I was mulling over Jeanine Pirro’s triumphant return to Fox News Saturday night—she cut right to the chase and demanded punishment for the “traitorous, treasonous” investigators of Donald Trump—when, while noodling around on Google, I tripped across a short academic paper (pdf) by Yale political scientist Daniela Cammack about some legal reforms undertaken in Athens in the fourth century B.C.
The parallels to our situation aren’t exactly precise. But there was enough there to make me stop and think about this nonstop madness we’re living through in a more historical context—to see these Republican and Trumpian incidents not only as the individual outrages they are, but as events with historical weight that are leading somewhere. These were not comforting thoughts.
In the closing years of the fifth century B.C. a series of traumas led prominent Athenians to believe that the legislature had too much power and the courts not enough, so they set about redressing the imbalance. In 12 short years, Cammack writes, “Athens’ entire body of law was revised, recodified, and reinscribed, and a new public legal archive was established, making it easier to bring cases to court.”
The specifics of the changes are neither here nor there for our purposes, nor the recent scholarly dispute about the impact of the changes (although it’s interesting if that’s your sort of thing). What’s important for us is why Athens made these changes. It did so in response to cataclysms that threatened the democracy—errors by the leaders that the existing mechanisms for correction proved incapable of fixing: a major military invasion resulting in defeat, failure, reduction in prestige, and loss of allies; final defeat in a long-running war against the Peloponnesian League; two coups, one in 411 and another in 404, both legitimated by the democratic assembly.
I couldn’t help but make certain associations in my mind while reading about the above. The major military invasion leading to defeat (I suppose that label is technically arguable about Iraq, but it sure wasn’t victory) and loss of prestige and allies sounds awfully familiar.

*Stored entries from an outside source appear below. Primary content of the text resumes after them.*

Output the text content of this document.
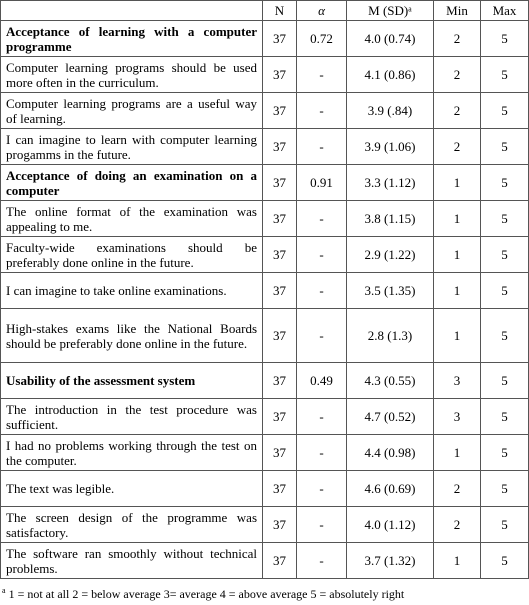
	N	α	M (SD)ᵃ	Min	Max
Acceptance of learning with a computer programme	37	0.72	4.0 (0.74)	2	5
Computer learning programs should be used more often in the curriculum.	37	-	4.1 (0.86)	2	5
Computer learning programs are a useful way of learning.	37	-	3.9 (.84)	2	5
I can imagine to learn with computer learning progamms in the future.	37	-	3.9 (1.06)	2	5
Acceptance of doing an examination on a computer	37	0.91	3.3 (1.12)	1	5
The online format of the examination was appealing to me.	37	-	3.8 (1.15)	1	5
Faculty-wide examinations should be preferably done online in the future.	37	-	2.9 (1.22)	1	5
I can imagine to take online examinations.	37	-	3.5 (1.35)	1	5
High-stakes exams like the National Boards should be preferably done online in the future.	37	-	2.8 (1.3)	1	5
Usability of the assessment system	37	0.49	4.3 (0.55)	3	5
The introduction in the test procedure was sufficient.	37	-	4.7 (0.52)	3	5
I had no problems working through the test on the computer.	37	-	4.4 (0.98)	1	5
The text was legible.	37	-	4.6 (0.69)	2	5
The screen design of the programme was satisfactory.	37	-	4.0 (1.12)	2	5
The software ran smoothly without technical problems.	37	-	3.7 (1.32)	1	5
$^a$ 1 = not at all 2 = below average 3= average 4 = above average 5 = absolutely right
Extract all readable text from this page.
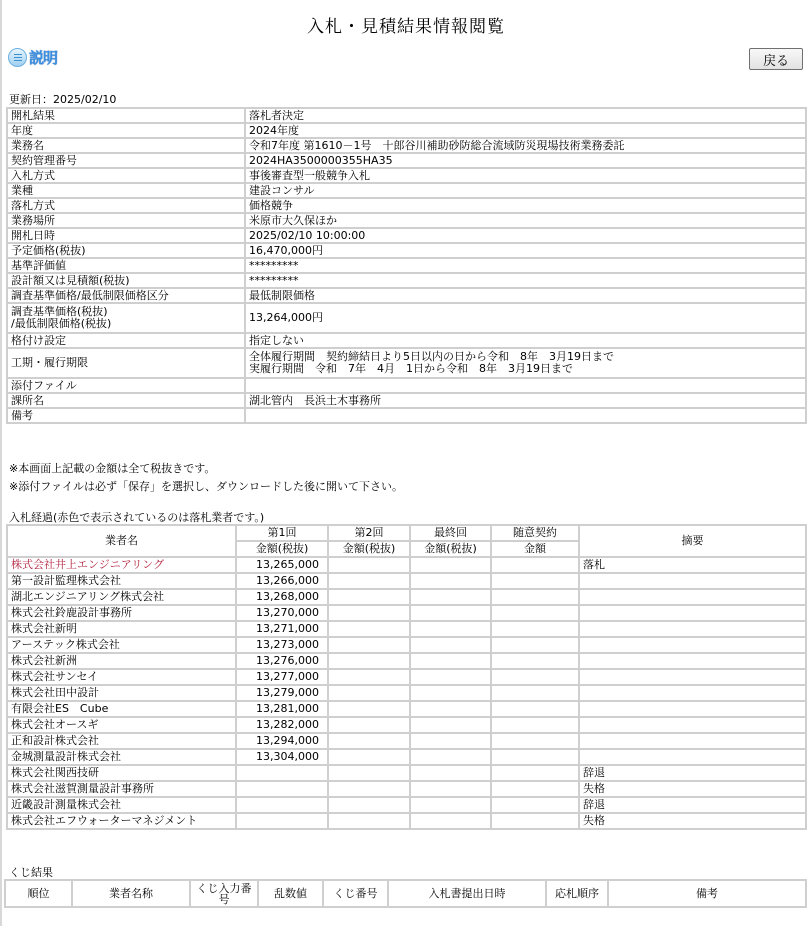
入札・見積結果情報閲覧
説明	戻る
更新日：2025/02/10
開札結果	落札者決定
年度	2024年度
業務名	令和7年度 第1610－1号　十郎谷川補助砂防総合流域防災現場技術業務委託
契約管理番号	2024HA3500000355HA35
入札方式	事後審査型一般競争入札
業種	建設コンサル
落札方式	価格競争
業務場所	米原市大久保ほか
開札日時	2025/02/10 10:00:00
予定価格(税抜)	16,470,000円
基準評価値	*********
設計額又は見積額(税抜)	*********
調査基準価格/最低制限価格区分	最低制限価格
調査基準価格(税抜)
/最低制限価格(税抜)	13,264,000円
格付け設定	指定しない
工期・履行期限	全体履行期間　契約締結日より5日以内の日から令和　8年　3月19日まで
実履行期間　令和　7年　4月　1日から令和　8年　3月19日まで
添付ファイル	
課所名	湖北管内　長浜土木事務所
備考	
※本画面上記載の金額は全て税抜きです。
※添付ファイルは必ず「保存」を選択し、ダウンロードした後に開いて下さい。
入札経過(赤色で表示されているのは落札業者です。)
業者名	第1回	第2回	最終回	随意契約	摘要
	金額(税抜)	金額(税抜)	金額(税抜)	金額	
株式会社井上エンジニアリング	13,265,000				落札
第一設計監理株式会社	13,266,000				
湖北エンジニアリング株式会社	13,268,000				
株式会社鈴鹿設計事務所	13,270,000				
株式会社新明	13,271,000				
アーステック株式会社	13,273,000				
株式会社新洲	13,276,000				
株式会社サンセイ	13,277,000				
株式会社田中設計	13,279,000				
有限会社ES　Cube	13,281,000				
株式会社オースギ	13,282,000				
正和設計株式会社	13,294,000				
金城測量設計株式会社	13,304,000				
株式会社関西技研					辞退
株式会社滋賀測量設計事務所					失格
近畿設計測量株式会社					辞退
株式会社エフウォーターマネジメント					失格
くじ結果
順位	業者名称	くじ入力番号	乱数値	くじ番号	入札書提出日時	応札順序	備考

There is perhaps no direct parallel in today’s United States to Athens’ defeat in a second long-running war; we’ve “only” been in Afghanistan for 17 years, not the 27 the Athenians spent battling the Peloponnesians, but all the same, we’re pulling out now, not precisely in defeat but not in anything close to victory.
Two coups? We think of coups as those things that happen in poor countries where the rebels storm the capital and take over the state television station. But coups can take other forms. What might we call it when two of our last three presidents lose the popular vote, make it to the White House, and immediately start governing as if they won in landslides—one starting the aforementioned wars, the other pursuing a host of deeply unpopular and radical right-wing policies?

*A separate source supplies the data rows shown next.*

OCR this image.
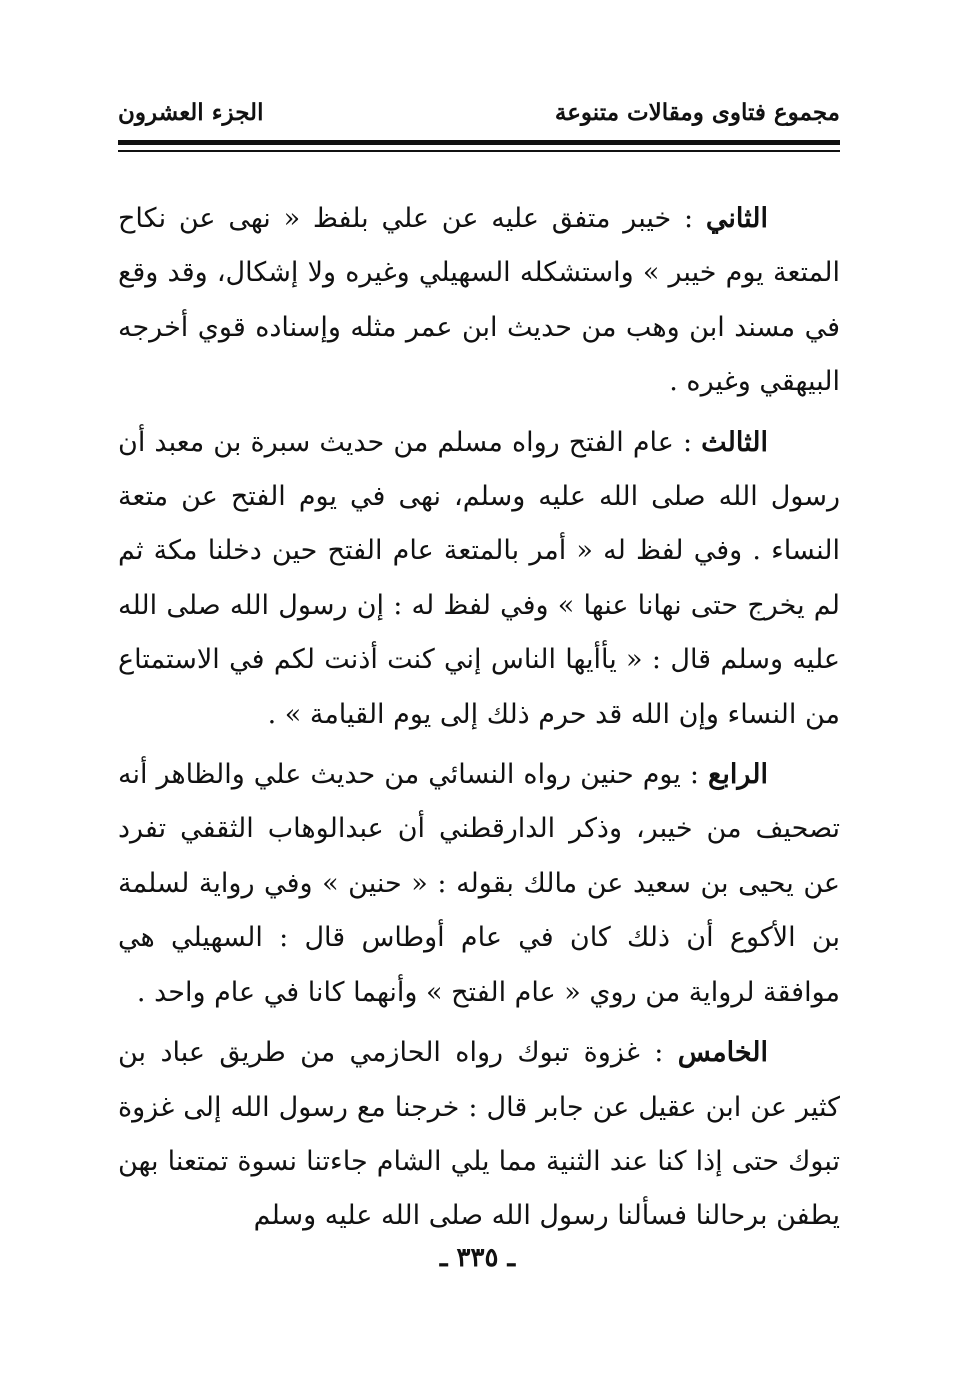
مجموع فتاوى ومقالات متنوعة
الجزء العشرون

الثاني : خيبر متفق عليه عن علي بلفظ « نهى عن نكاح المتعة يوم خيبر » واستشكله السهيلي وغيره ولا إشكال، وقد وقع في مسند ابن وهب من حديث ابن عمر مثله وإسناده قوي أخرجه البيهقي وغيره .

الثالث : عام الفتح رواه مسلم من حديث سبرة بن معبد أن رسول الله صلى الله عليه وسلم، نهى في يوم الفتح عن متعة النساء . وفي لفظ له « أمر بالمتعة عام الفتح حين دخلنا مكة ثم لم يخرج حتى نهانا عنها » وفي لفظ له : إن رسول الله صلى الله عليه وسلم قال : « يأأيها الناس إني كنت أذنت لكم في الاستمتاع من النساء وإن الله قد حرم ذلك إلى يوم القيامة » .

الرابع : يوم حنين رواه النسائي من حديث علي والظاهر أنه تصحيف من خيبر، وذكر الدارقطني أن عبدالوهاب الثقفي تفرد عن يحيى بن سعيد عن مالك بقوله : « حنين » وفي رواية لسلمة بن الأكوع أن ذلك كان في عام أوطاس قال : السهيلي هي موافقة لرواية من روي « عام الفتح » وأنهما كانا في عام واحد .

الخامس : غزوة تبوك رواه الحازمي من طريق عباد بن كثير عن ابن عقيل عن جابر قال : خرجنا مع رسول الله إلى غزوة تبوك حتى إذا كنا عند الثنية مما يلي الشام جاءتنا نسوة تمتعنا بهن يطفن برحالنا فسألنا رسول الله صلى الله عليه وسلم

ـ ٣٣٥ ـ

What else from among these tumultuous events we’re living through might historians someday include on a list of key events in the collapse of American democracy? How about an election that every intelligence agency concluded was corrupted by Russian interference, producing an outcome that at least half the country views as tainted?
An election that was won by the candidate who publicly begged Russia to interfere, and who then, as president, denounced the investigation into Russian interference on a weekly basis. And whose servants—Pirro, Lindsey Graham, many others—are now setting to work to punish some of the people behind this investigation.
What kind of day will that be in the history of this republic—the day former FBI acting Director Andrew McCabe goes to jail, which is the outcome some of these people want, for the crime of striking at the king (whatever charge they drum up against him, that will be his real crime)? They administered justice more surely and swiftly in Athens, admittedly, but the impulse is the same: They’re out to destroy him, and to silence others like him.
Now that Robert Mueller has finished his investigation and has apparently not found evidence of a prosecutable conspiracy to rig the election, we’re entering into a potentially dangerous new period. The president and his supporters are going to try to do two things. First, they’re going to try to quash and discredit Mueller’s findings. Attorney General Bill Barr originally said he’d release the Mueller report, but with grand jury proceedings redacted. Then he added a couple more categories to the material he’d redact. What’s he going to add this week? How much of Mueller’s evidence are we ultimately going to be allowed to see?
Second, as mentioned, they’re going to go after the people they hold responsible for the “witch hunt.” The idea that this was any kind of witch hunt is laughable. It was an obviously legitimate investigation; the June 2016 Trump Tower meeting alone was enough to spark a probe. But rather than entering a period of reckoning, we’re more likely entering a period of revenge, at least if Trump and his people have their way.
It’s amazing to think that 2,400 years ago, the people of Athens had the capacity to recognize democratic failure and correct it. They saw that their institutions had been corrupted to the point that they were no longer capable of sustaining democracy.
Do we have that capacity today? Over this next year and a half, we’re going to find out. In Athens, it was the courts that saved democracy. But sadly, we all know better than to look to the courts to save us today (and speaking of events that belong on some future historian’s list of signal moments in democratic decay, how about the shockingly unconstitutional theft of a Supreme Court seat?). The legislature, or at least one house of it, is trying. But we’re approaching the edge of the cliff.
This period we’re entering, from now until the next election, is the most perilous the country has faced in 160 years. We’ll see if we have the capacity for redemption that Athenians showed more than 2,000 years ago.